On the Friday after Thanksgiving—a day the federal government notoriously reserves for dropping politically inexpedient information—activists were blindsided by a long-anticipated reportFrom the U.S. Department of the Interior. The document was a review of the agency’s oil and gas leasing program, which manages fossil fuel extraction on federal public lands and waters.
Climate activists hoped that the Biden administration would propose a ban on federal oil and gas leasing. However, the report proposes a significant overhaul of the leasing process. Many environmentalists view it as weak in climate action. They believe that Interior’s recommendations signaled an unwillingness to take bold steps to address the urgency of the climate crisis.
“We’re sympathetic to the political gantlet the Biden administration must run,” said Erik Schlenker-Goodrich, executive director of the Western Environmental Law Center, in a statement. “But it had a choice to run it with power, speed and agility. Instead, it’s running that gantlet weak, slow, and tentative.”
Jeremy Nichols from WildEarth Guardians, director of their climate and energy program, stated that the report did not call for a halt to new oil and gas leases. “The fact that it applies to new leases signals new oil and gas development,” he said. “The department seems to be signaling that it wants to do everything it can to keep the oil and gas industry going. That is not a climate solution.”

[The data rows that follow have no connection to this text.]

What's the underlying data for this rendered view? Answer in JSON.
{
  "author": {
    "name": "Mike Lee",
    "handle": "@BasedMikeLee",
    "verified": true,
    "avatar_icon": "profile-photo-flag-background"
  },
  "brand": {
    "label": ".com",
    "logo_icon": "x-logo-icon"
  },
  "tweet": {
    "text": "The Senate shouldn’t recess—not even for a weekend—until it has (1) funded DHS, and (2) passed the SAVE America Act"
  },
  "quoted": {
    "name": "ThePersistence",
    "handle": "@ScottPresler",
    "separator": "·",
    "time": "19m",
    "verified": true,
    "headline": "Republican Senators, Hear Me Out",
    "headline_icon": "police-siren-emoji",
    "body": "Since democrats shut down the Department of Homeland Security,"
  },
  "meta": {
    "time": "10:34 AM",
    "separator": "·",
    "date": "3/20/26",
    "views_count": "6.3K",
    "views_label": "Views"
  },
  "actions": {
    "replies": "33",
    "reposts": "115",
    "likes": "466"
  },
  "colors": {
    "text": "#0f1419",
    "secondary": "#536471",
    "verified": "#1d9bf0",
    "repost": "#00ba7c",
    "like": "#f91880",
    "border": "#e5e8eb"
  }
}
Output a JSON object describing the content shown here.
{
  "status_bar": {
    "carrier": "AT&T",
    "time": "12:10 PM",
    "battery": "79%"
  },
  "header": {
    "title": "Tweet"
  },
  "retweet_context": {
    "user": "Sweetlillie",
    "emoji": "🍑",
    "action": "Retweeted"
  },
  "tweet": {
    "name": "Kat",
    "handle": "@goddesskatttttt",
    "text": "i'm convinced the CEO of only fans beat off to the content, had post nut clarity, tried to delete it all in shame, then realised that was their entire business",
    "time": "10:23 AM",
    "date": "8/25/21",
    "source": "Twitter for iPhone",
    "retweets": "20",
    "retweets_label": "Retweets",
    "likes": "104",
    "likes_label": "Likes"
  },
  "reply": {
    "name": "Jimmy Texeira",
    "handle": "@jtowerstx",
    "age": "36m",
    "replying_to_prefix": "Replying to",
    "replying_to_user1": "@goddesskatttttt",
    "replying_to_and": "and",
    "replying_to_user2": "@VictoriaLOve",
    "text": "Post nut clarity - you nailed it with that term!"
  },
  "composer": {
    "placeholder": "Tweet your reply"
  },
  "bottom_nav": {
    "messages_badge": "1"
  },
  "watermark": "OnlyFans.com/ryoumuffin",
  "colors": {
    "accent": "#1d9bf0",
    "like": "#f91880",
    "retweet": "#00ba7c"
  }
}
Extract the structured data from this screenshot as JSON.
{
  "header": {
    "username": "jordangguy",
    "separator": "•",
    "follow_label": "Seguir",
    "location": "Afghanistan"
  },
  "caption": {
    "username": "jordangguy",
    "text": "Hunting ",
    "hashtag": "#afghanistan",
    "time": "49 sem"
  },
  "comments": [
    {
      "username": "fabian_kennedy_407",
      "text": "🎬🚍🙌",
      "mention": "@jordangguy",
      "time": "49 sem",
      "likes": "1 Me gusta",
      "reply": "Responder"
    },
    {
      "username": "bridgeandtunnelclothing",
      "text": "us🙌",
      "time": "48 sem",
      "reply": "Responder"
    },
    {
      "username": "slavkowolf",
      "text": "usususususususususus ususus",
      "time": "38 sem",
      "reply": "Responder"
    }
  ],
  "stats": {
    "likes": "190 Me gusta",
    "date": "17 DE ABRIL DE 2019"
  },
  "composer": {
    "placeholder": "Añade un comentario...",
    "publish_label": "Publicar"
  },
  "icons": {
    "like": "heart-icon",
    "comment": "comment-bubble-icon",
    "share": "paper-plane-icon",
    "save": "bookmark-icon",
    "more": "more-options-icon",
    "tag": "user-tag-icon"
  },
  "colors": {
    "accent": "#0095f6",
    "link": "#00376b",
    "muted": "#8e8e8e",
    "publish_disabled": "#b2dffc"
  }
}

The West would be benefited if the royalty rate was changed. New Mexico and Wyoming hold over half the program’s leases and together take in well over a billion dollars a year from combined royalties—the revenue shares paid to state governments by oil and gas companies. The money goes to schools, roads, and other public services. However, royalties can fluctuate greatly and are subject to the fluctuations of an industry. Onshore oil and gas companies currently pay a 12.5% royalty rate—a figure set more than a century ago. The report notes the fact that private landowners as well as oil-producing states require higher rates than this, up to 25% in certain cases.

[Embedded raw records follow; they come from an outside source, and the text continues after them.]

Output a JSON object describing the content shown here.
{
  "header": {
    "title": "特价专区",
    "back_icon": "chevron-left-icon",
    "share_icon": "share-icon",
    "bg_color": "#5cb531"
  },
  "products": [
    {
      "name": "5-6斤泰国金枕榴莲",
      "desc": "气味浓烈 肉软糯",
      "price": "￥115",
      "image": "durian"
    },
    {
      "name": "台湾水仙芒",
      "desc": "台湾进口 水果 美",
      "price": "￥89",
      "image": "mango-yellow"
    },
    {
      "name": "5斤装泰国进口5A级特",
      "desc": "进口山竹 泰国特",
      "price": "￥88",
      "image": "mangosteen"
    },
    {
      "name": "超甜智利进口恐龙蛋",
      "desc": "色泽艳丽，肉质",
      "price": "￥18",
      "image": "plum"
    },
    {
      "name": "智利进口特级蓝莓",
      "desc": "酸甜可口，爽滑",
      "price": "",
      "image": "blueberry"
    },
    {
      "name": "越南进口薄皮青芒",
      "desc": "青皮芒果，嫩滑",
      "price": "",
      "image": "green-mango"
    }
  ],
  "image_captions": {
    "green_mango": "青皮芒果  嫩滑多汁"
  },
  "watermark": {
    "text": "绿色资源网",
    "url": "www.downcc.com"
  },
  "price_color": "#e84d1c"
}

The Interior Department also recommends addressing the root financial cause of so-called “orphaned wells” on public land. Oil and gas companies can liquidate assets to avoid bankruptcy, which can lead to wells being abandoned. The taxpayers are responsible for the cleanup costs when this happens. According to a report by the Western Wildlife Federation, in 2018 there were 8,050 inactive wells “orphaned or at risk of being orphaned on federal lands” across five Western states.

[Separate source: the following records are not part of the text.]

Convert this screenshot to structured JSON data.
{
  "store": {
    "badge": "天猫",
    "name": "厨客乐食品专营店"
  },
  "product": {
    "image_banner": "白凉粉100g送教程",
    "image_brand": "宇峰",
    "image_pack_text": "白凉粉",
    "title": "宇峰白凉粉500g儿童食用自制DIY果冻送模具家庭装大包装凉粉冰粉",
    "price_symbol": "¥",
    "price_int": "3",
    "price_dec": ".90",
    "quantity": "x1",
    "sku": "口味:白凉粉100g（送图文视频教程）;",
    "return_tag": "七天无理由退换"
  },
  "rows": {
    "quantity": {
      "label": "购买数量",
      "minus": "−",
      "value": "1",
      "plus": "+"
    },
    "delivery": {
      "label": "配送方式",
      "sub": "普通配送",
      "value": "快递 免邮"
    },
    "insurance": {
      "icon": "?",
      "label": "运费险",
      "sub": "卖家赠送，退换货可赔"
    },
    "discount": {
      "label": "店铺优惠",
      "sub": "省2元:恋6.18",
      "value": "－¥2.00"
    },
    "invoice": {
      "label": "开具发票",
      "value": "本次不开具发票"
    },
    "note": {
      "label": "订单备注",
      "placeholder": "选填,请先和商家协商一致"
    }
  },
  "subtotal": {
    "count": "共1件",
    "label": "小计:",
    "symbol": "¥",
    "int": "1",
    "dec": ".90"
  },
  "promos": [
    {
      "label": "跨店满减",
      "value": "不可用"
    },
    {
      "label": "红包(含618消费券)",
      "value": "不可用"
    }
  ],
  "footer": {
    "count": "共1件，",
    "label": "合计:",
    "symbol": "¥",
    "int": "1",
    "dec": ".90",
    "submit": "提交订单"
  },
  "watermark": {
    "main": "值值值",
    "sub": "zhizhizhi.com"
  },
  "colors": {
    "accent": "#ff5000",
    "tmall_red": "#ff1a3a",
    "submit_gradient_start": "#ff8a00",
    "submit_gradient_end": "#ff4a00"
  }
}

To solve this problem, the Interior Department argued that “bonding levels”—the amount of money companies pay up front to cover future cleanups—need to be raised to pay for these wells before they are abandoned. Companies can purchase blanket bonds. This is a type of bond that covers many wells. A company can buy a $25,000 bond to cover all its wells in one state or a $150,000 bond for all its wells on public lands. According to a Government Accountability Office report, the average cleanup cost for an orphaned well can be anywhere from $20,000 to $15,000,000.
Nichols said that while conservationists and environmental activists are pleased with the recommended reforms, Westerners are already paying increasing amounts due to climate inaction as wildfires rise, floods rise, and drought worsens. “It seems like this administration is cowering,” he said. “There’s an unwillingness for them to own the issue and play a role in confronting the climate crisis.”